Summer is finally here and those high temperatures can be dangerous for those who are involved in a line of work that exposes them to the heat. If workers are not monitored carefully, working in the heat can lead to dehydration, dizziness or even death. Here are some tips for beating the heat and working safely in warmer environments.
- Try to work in shade if possible. Avoiding direct contact with the sun is one of the best ways to beat the heat when working outdoors. Try to find a way to provide shade to your employees if possible. This can include setting up portable shade, relocating indoors or working near natural shaded environments such as trees or tall buildings.
- Stay hydrated. The human body is about 60 percent water and needs to stay hydrated. Most experts advise that a half gallon of water should be consumed a day. It’s okay to drink a little bit more than that when working in heated environments just to be on the safe side. Still, be sure not to drink too much water because that can lead to death as well.

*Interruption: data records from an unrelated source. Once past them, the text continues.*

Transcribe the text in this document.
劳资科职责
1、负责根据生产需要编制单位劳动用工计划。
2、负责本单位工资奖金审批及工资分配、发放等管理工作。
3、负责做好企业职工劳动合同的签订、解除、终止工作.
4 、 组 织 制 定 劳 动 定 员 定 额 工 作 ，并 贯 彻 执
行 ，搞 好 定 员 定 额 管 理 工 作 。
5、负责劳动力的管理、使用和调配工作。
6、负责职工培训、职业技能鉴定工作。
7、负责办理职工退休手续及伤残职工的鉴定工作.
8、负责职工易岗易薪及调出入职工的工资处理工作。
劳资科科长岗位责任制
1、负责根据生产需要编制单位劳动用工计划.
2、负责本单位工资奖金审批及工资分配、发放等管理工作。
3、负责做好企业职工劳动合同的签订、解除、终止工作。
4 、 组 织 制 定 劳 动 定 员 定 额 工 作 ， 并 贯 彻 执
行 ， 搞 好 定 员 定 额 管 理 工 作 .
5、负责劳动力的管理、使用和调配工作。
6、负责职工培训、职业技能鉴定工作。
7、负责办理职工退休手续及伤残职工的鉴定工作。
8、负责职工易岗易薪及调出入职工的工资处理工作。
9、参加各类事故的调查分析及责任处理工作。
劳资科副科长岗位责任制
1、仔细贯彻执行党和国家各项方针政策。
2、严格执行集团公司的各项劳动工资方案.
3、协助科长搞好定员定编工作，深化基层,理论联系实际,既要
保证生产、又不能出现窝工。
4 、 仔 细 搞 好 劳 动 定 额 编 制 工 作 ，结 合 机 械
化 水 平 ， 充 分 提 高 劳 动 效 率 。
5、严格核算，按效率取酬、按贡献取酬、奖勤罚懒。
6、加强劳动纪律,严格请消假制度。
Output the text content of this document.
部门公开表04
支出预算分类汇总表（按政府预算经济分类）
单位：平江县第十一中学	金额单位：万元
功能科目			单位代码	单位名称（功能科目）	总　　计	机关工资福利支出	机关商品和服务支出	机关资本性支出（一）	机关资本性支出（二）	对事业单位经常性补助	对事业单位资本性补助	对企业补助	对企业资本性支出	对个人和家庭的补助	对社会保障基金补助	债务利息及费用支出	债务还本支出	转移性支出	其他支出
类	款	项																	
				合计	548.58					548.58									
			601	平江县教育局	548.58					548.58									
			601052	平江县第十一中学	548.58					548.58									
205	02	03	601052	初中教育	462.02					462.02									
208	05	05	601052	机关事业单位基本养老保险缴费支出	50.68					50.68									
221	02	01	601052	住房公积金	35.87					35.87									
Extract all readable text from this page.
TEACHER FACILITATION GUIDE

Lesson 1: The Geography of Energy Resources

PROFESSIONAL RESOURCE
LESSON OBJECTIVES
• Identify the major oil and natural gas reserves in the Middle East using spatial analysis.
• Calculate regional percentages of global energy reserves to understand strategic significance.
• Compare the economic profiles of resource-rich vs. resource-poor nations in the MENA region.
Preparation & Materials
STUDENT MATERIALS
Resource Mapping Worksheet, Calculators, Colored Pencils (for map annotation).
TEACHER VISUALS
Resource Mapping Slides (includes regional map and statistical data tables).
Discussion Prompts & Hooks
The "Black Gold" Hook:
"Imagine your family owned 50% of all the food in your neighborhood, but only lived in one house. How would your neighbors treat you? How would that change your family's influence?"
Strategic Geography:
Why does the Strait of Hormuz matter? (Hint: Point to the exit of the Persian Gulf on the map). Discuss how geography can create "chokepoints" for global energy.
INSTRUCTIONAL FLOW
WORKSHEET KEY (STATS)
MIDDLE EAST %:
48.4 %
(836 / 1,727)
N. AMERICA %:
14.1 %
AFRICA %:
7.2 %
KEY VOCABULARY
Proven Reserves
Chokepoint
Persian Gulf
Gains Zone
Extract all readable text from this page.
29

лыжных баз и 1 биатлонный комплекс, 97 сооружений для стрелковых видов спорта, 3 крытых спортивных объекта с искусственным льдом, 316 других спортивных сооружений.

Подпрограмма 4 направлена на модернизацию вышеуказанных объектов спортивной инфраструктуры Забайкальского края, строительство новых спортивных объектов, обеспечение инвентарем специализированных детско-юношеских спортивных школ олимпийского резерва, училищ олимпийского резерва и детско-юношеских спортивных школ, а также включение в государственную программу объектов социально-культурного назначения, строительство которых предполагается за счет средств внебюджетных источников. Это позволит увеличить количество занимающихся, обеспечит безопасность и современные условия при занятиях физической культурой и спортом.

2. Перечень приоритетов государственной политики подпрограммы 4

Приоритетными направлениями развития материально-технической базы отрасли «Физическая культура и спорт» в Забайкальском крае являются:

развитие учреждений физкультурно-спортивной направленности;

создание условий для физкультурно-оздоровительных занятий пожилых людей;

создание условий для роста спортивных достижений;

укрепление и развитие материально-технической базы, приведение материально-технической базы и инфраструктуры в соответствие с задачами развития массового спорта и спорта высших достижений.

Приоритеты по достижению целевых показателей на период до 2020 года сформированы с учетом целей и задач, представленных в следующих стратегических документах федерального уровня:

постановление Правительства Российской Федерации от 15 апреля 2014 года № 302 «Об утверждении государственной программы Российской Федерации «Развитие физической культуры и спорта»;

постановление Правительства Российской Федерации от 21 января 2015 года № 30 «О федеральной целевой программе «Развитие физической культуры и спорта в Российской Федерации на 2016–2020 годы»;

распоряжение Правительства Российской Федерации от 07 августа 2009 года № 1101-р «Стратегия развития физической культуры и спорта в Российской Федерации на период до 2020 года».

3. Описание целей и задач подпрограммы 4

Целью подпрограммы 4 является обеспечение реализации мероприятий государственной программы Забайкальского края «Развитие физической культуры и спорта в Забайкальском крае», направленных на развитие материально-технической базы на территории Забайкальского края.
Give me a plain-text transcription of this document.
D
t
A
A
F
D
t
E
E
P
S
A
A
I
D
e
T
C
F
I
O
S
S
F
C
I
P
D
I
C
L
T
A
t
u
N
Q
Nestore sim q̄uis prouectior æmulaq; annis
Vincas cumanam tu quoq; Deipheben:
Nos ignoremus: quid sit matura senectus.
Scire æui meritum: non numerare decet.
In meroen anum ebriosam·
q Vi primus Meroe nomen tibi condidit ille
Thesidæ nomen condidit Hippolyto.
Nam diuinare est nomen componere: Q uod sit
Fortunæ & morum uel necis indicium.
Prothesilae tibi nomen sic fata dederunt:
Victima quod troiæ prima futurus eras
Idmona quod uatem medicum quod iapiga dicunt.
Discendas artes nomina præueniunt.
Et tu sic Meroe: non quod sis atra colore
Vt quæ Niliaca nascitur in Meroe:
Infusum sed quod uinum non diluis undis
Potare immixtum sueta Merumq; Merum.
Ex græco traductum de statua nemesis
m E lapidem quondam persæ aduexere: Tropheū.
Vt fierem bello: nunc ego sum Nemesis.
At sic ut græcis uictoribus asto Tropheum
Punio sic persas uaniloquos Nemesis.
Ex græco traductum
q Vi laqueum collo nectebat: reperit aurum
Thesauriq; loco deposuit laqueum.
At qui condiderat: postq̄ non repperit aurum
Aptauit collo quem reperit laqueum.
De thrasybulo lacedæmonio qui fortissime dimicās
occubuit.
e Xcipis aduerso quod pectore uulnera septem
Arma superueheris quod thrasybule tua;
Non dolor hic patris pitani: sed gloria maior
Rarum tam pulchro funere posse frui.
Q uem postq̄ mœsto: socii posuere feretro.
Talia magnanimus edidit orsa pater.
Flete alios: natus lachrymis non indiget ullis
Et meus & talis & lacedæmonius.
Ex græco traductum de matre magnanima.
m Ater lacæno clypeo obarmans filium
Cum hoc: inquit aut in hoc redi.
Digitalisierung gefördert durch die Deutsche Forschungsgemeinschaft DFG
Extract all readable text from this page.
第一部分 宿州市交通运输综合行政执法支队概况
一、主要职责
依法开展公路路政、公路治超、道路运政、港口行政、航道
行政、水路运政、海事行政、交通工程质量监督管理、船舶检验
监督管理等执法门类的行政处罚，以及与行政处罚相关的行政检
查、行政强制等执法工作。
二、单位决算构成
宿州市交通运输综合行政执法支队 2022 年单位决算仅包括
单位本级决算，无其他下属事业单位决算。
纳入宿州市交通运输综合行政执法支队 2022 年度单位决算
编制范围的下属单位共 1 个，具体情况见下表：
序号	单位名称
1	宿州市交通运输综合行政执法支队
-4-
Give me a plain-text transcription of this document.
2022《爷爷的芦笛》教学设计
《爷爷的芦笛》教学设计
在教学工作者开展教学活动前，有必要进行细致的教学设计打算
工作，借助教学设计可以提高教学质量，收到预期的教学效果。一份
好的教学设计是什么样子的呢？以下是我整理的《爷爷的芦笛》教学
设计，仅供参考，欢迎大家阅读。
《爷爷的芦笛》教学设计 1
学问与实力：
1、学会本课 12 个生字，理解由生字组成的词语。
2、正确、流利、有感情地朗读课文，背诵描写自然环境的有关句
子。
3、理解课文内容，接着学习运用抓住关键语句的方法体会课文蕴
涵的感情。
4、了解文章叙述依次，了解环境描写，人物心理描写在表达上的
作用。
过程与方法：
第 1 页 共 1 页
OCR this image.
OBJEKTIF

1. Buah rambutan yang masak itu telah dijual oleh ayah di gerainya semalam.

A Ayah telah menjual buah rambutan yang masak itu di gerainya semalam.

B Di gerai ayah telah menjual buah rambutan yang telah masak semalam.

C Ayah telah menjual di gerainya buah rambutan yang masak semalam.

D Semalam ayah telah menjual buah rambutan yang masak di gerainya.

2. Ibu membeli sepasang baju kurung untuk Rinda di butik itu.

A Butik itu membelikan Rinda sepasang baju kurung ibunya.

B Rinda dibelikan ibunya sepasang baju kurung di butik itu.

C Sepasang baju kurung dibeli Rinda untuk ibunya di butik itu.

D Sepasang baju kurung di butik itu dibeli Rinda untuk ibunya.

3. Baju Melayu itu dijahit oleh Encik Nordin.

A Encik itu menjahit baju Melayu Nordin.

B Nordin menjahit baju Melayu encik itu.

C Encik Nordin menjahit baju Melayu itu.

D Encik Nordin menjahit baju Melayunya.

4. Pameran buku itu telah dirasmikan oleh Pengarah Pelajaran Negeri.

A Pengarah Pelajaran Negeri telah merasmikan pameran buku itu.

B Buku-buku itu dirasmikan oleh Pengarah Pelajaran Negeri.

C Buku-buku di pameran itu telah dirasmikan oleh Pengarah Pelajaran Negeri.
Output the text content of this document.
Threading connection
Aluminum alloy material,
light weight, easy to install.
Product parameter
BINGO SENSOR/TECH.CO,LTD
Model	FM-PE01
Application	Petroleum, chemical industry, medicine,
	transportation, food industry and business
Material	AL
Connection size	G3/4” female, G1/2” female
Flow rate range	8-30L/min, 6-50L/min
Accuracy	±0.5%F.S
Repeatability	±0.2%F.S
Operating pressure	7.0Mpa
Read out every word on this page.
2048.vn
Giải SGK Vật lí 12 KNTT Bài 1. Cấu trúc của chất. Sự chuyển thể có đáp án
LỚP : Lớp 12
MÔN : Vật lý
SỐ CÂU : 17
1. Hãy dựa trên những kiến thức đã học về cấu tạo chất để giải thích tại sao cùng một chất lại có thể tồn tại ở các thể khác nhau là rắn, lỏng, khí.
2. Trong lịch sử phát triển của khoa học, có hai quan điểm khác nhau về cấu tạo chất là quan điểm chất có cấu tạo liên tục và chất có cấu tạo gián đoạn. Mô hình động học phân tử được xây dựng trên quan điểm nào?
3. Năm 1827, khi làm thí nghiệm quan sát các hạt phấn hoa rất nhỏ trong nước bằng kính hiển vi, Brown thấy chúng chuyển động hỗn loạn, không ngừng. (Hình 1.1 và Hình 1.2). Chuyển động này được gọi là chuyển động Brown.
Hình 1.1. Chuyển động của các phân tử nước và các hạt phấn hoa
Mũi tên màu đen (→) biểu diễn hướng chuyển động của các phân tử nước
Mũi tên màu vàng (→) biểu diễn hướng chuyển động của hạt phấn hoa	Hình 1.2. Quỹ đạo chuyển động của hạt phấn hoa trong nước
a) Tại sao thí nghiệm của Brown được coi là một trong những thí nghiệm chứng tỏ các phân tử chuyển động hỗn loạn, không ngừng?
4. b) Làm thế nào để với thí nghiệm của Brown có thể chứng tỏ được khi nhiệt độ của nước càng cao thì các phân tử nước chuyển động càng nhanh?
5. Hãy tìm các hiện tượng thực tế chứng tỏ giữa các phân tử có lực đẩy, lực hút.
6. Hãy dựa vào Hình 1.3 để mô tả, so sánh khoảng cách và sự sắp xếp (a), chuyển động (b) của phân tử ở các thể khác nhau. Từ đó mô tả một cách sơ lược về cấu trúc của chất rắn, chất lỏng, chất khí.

There are certain drinks that should be avoided before working in the heat, such as coffee, soft drinks, and alcohol. These drinks are dehydrants and can increase the risk of employees suffering from heat-related symptoms. Also, drinking water before the shift is a great way to prevent dehydration in the first place. Drinking water when you are already dehydrated won’t immediately make dehydration symptoms go away. It takes time for the fluids to rehydrate the body.
- Take more breaks. It gives the body and mind rest. Taking more breaks also gives works the opportunity to find some shade and get out of the sun. Avoiding direct sunlight for at least a little bit can help towards creating a safer working environment in the heat.
- Dress for the weather. This means shorts or sundresses for women if it is appropriate at your workplace. However, it’s also okay to wear athletic, base layer long sleeves or underwear undershirts/shorts in order to cover areas of the body and prevent direct contact with the sun. Hats that protect the face, ears, and neck are also great ways to go. Lastly, sunscreen can be your best friend (in addition to water).
- Tell all employees to watch each other for heat-related symptoms. This can include headaches, dizziness, fainting or disorientation. You can’t catch everything. It’s best to make sure your people are looking out for each other. Also, make sure there is a facility, room or tent around where those who are experiencing these symptoms can go to for help.